To be clear, old-school is what professionals learned over a century and it was supported by data. They were right about literally everything. New school = wrong. Granted, it doesn’t have to be that way but it currently is. The best new school analysis jives with old school analysis. Most new school analysis is a childish attempt to recreate what people have known for decades. The other chunk is just totally off base and regressive. There was an entire “revolution” fueled by juiced balls, which was pawned off as progress, but it was really just a commercial for cloud storage. As more people flood into the new school analysis, that should create better understanding right? The on-field baseball is much worse – completely subjective I admit, but MLB is infuriating to watch. One of the best ways to understand the regressive baseball culture is that many people are only interested in irrelevant outcomes and highlights… these folks certainly do not understand the basics of the game otherwise they would be watching the game, not the outcomes. What has gotten completely lost is the ability to see what good and bad baseball looks like, which has always been the most important. I have no doubt that if a team were free to run an organization in an old school manner then they would be very successful… but hopping on the progressive train, spending the minimum and cashing checks is MLB baseball. Promote those players as young as you can and pass that off as progressive while you are at it. If everything gets worse together, then nobody will notice – that is where we are at on the curve. Never mind the developmental shortcomings… again, winning and quality baseball is not the goal – its about saving money and everything other than on-field baseball.

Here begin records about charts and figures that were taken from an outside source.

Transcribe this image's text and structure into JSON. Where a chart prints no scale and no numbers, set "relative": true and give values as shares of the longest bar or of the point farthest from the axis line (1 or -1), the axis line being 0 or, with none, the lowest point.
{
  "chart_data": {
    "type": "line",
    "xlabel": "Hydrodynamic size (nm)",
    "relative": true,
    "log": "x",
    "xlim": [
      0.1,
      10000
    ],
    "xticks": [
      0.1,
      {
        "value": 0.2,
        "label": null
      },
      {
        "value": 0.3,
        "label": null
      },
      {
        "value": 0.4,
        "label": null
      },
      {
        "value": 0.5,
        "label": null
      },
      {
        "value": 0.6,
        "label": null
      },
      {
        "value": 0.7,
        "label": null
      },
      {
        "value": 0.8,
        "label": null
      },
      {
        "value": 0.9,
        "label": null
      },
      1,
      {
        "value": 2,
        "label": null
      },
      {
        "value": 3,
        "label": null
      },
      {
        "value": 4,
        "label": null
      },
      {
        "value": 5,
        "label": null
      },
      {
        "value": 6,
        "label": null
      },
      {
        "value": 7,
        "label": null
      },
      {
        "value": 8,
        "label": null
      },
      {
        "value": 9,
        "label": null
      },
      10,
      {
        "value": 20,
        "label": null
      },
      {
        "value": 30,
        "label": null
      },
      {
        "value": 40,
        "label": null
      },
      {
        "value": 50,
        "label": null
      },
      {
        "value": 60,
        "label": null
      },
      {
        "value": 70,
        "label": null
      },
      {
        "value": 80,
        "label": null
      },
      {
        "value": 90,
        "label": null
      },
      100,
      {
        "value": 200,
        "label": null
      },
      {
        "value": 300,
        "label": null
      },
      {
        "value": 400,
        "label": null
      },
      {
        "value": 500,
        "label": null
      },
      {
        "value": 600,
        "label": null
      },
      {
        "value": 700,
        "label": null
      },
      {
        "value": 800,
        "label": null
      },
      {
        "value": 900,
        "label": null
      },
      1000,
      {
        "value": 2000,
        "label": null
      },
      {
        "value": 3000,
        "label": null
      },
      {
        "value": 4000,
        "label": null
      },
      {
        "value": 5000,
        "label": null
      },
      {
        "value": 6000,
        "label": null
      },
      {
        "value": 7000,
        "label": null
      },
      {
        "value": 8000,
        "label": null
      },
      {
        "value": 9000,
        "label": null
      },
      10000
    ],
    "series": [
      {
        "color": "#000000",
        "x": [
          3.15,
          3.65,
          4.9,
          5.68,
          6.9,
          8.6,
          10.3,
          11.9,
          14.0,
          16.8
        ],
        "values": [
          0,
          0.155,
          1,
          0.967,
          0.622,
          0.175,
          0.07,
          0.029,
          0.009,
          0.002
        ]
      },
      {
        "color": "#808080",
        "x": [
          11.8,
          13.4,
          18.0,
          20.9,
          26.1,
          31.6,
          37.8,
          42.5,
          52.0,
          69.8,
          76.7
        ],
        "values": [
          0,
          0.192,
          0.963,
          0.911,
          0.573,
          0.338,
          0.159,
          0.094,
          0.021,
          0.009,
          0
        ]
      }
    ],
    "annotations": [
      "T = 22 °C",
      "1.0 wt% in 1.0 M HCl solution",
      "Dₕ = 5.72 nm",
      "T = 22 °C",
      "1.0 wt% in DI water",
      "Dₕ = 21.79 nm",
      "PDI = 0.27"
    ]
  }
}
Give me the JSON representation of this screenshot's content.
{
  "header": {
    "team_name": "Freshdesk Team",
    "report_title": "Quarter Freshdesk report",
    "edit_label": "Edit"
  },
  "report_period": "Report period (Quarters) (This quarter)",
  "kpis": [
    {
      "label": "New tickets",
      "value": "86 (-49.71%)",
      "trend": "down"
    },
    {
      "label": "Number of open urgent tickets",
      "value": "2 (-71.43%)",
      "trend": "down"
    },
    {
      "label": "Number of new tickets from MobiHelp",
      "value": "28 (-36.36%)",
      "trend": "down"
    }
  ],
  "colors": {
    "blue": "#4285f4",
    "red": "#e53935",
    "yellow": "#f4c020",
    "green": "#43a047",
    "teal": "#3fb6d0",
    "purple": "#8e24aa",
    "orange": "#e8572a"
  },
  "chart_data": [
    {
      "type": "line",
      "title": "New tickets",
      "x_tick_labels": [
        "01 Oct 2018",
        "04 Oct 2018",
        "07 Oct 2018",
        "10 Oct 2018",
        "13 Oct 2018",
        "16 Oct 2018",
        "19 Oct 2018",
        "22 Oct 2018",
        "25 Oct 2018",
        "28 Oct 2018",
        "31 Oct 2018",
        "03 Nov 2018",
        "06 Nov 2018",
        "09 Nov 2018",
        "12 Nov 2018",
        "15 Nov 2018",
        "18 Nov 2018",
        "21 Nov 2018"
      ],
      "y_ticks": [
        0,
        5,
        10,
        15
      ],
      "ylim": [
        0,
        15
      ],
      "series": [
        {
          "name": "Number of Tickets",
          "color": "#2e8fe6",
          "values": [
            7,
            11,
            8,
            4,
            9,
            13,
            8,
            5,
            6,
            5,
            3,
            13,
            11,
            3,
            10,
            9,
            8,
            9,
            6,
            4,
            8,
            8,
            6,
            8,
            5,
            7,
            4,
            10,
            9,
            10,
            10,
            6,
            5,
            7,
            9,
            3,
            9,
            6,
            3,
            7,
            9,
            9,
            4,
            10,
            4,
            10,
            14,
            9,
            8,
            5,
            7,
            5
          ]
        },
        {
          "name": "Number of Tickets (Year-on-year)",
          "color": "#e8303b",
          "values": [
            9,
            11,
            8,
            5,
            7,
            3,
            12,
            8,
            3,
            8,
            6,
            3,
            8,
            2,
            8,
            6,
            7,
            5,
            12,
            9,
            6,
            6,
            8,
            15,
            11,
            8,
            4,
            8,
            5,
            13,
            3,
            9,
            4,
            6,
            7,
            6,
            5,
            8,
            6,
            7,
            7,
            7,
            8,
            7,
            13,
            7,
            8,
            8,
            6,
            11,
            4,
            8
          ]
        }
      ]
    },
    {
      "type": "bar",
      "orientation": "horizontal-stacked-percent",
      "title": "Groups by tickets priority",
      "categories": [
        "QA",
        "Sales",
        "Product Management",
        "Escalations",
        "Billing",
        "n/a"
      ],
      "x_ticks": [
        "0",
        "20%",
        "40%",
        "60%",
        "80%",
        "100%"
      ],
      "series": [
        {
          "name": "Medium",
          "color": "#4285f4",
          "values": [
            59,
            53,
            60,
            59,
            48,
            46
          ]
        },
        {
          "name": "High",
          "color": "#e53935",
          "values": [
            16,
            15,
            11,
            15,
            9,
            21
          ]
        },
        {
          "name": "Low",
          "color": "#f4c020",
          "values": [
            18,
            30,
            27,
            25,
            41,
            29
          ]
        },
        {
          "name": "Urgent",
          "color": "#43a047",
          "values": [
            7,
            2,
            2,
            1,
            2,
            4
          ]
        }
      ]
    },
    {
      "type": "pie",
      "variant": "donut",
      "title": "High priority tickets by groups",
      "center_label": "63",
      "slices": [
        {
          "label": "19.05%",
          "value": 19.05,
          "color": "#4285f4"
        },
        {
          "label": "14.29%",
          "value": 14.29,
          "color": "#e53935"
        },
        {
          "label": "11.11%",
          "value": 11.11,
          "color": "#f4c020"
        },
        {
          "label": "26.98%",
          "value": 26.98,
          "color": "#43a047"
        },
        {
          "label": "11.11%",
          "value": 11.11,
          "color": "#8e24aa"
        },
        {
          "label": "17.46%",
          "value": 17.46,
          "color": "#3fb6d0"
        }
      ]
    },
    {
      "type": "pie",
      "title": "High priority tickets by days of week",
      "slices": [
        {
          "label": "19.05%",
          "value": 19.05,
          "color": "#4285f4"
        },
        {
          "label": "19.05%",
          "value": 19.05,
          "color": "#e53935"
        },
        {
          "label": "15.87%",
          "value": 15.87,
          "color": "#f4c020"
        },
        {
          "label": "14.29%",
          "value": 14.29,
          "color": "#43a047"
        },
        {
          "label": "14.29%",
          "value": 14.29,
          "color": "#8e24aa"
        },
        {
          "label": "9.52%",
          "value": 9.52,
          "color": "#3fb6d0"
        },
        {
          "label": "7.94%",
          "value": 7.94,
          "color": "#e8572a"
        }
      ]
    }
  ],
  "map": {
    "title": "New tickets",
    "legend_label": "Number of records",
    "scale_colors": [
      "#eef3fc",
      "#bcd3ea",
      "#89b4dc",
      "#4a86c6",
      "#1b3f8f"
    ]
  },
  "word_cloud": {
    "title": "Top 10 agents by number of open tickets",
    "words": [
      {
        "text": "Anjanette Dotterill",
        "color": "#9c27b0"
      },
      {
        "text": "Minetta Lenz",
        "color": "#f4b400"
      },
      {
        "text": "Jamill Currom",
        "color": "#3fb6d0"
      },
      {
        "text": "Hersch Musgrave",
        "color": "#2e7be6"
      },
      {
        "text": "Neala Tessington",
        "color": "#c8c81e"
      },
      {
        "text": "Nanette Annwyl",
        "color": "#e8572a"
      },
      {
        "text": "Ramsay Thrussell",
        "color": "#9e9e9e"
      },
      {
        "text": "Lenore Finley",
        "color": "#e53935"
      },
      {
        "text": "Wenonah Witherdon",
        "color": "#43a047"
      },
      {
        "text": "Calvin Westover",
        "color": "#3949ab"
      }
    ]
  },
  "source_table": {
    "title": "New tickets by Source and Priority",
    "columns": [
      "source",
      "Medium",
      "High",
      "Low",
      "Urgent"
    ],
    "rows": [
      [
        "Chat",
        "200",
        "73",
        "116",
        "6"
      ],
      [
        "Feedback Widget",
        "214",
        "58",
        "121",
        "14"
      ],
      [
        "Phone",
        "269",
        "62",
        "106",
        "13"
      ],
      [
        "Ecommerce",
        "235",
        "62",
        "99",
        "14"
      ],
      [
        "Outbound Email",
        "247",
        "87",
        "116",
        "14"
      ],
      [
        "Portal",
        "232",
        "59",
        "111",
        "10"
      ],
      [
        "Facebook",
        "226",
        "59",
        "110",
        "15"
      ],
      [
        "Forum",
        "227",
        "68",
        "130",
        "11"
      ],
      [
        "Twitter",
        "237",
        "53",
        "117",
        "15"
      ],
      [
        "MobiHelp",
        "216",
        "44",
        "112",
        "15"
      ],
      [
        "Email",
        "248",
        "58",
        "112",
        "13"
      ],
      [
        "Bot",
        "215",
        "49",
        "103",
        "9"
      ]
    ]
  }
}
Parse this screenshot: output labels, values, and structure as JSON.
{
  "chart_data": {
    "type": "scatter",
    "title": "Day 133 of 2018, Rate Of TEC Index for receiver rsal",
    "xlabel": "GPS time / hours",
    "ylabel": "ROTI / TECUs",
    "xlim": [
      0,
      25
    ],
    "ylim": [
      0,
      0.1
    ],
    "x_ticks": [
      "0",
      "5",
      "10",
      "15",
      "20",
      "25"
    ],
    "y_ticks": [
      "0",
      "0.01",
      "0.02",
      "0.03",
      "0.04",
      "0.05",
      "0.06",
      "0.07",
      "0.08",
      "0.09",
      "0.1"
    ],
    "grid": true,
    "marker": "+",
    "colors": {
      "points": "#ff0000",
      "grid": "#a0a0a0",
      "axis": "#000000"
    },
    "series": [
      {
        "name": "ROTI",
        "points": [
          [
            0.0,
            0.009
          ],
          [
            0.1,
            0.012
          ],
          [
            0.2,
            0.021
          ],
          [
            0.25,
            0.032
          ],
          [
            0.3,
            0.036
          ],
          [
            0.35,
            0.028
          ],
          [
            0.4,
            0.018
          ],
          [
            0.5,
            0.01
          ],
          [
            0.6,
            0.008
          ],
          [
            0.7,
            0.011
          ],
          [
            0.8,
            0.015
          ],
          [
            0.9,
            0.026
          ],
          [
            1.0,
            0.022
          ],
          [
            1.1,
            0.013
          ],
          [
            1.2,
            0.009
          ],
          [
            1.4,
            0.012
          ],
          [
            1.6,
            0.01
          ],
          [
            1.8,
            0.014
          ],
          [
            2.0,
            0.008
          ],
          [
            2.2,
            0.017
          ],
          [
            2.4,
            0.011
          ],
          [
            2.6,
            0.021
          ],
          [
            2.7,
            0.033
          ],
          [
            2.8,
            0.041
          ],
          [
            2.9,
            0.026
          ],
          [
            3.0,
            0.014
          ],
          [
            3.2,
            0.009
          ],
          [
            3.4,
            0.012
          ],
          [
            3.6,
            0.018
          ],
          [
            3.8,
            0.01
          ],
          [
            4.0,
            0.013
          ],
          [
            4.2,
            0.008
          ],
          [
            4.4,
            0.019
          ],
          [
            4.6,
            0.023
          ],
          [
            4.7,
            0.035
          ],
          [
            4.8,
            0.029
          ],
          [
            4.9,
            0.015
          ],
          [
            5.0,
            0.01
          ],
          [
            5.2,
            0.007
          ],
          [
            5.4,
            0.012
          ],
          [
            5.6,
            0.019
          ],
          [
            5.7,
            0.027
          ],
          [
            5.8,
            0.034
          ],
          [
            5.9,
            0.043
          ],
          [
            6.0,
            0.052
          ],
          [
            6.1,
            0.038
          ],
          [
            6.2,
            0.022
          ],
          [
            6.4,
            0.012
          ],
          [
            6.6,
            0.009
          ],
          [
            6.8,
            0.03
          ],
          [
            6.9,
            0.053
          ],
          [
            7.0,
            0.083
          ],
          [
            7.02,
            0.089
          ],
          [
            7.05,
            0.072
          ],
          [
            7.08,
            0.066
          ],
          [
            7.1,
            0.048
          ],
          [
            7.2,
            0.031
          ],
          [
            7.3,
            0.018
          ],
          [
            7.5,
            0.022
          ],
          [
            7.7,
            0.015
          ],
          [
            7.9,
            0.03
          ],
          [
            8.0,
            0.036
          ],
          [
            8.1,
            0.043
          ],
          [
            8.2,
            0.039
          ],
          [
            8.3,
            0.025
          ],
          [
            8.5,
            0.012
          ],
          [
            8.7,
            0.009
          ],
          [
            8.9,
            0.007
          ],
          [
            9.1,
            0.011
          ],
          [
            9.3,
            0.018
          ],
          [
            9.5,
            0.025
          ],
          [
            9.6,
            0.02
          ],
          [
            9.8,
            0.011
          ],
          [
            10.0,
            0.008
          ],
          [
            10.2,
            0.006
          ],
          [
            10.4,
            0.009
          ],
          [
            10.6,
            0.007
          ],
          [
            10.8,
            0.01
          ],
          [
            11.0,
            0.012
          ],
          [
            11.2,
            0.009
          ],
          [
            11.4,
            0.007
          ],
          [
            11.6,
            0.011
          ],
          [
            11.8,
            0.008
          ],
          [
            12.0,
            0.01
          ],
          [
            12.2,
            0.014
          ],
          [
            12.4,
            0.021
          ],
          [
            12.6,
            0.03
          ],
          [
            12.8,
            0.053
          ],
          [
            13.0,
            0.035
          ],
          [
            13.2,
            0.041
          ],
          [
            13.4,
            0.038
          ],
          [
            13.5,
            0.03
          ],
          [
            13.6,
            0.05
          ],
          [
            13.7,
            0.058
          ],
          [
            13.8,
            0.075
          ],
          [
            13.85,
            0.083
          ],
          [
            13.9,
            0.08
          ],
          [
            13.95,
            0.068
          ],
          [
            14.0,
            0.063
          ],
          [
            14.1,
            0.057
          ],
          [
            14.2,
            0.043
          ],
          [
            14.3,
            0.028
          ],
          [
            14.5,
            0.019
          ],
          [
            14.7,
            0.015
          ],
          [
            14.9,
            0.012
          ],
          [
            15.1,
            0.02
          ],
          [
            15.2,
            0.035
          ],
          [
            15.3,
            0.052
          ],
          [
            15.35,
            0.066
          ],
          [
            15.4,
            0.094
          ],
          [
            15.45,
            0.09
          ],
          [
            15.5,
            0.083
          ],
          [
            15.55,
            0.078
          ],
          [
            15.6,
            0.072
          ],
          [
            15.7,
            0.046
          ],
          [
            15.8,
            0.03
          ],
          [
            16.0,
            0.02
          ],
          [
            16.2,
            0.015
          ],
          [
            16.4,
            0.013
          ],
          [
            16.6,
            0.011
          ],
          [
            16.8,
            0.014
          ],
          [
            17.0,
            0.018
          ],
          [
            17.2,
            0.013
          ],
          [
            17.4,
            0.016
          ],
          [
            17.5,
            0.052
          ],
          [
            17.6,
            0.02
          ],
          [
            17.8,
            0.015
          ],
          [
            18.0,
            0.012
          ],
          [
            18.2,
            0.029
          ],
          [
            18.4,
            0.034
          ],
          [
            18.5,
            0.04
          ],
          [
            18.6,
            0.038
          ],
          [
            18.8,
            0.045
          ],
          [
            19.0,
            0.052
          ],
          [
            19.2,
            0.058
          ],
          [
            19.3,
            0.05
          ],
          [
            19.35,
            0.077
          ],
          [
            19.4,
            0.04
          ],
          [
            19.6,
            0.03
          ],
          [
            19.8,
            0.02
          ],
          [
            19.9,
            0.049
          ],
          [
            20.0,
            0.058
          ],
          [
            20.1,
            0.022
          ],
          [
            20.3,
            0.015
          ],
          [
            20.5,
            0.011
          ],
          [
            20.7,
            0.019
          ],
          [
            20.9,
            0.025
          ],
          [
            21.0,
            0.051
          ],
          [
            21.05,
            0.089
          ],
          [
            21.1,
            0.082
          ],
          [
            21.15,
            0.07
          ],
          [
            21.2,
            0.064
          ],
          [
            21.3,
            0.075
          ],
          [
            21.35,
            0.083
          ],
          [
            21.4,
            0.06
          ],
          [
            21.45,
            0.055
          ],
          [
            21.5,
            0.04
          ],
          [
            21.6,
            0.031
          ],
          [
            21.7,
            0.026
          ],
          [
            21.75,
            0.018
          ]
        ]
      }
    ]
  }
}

After all of that BS, Ill give you some old school analysis. Pre-swing observations are very close to meaningless. What actually matters is where he strides to and I am not sure if he is any more closed or open after the stride. You can stand there holding the bat like Julio Franco – it doesn’t really matter – it only matters where the bat is when you swing. While you can cause yourself problems with open/closed or other pre-swing things , its not likely very important. More accurately it is just about comfort – its more like superstition than significant mechanically. When you see major pre-swing adjustments, I would bet that they coincide with struggles as the player is trying anything to get back on track. It appears to me that Beni was never that good of a hitter. I am not a historian here, but I imagine that his only really valuable season was one where he had serious lineup protection (yes, I know that this doesn’t exist as per a FG blog). He was more in a great lineup in a prestigious organization. There is one reason to own him and that is for SB. If he isn’t providing those, then he seems pretty pedestrian to me. It is worth remembering that he was a polished college bat and he doesn’t have a ton of physical upside. I suspect that if his name meant nothing, then we wouldn’t be giving him any attention. I appreciate the player choice though – it is sifting through the mediocrity where you find value. I don’t have much insight on this one, but I could see him going downhill. He might not be far away from realizing that his best is well behind him. I do hope that you are right and that he takes some steps forward – the game needs good players as it is very short on them.
And… his little 5-game hot streak appears to be over. I don’t think he’ll live up to what we initially thought/hoped. The strength isn’t there, everything is slapped the other way, but the green monster isn’t there to help anymore. We thought he had good contact and plate discipline, but he’s settled in as a 20%K rate, which just is just too high for a slap hitter.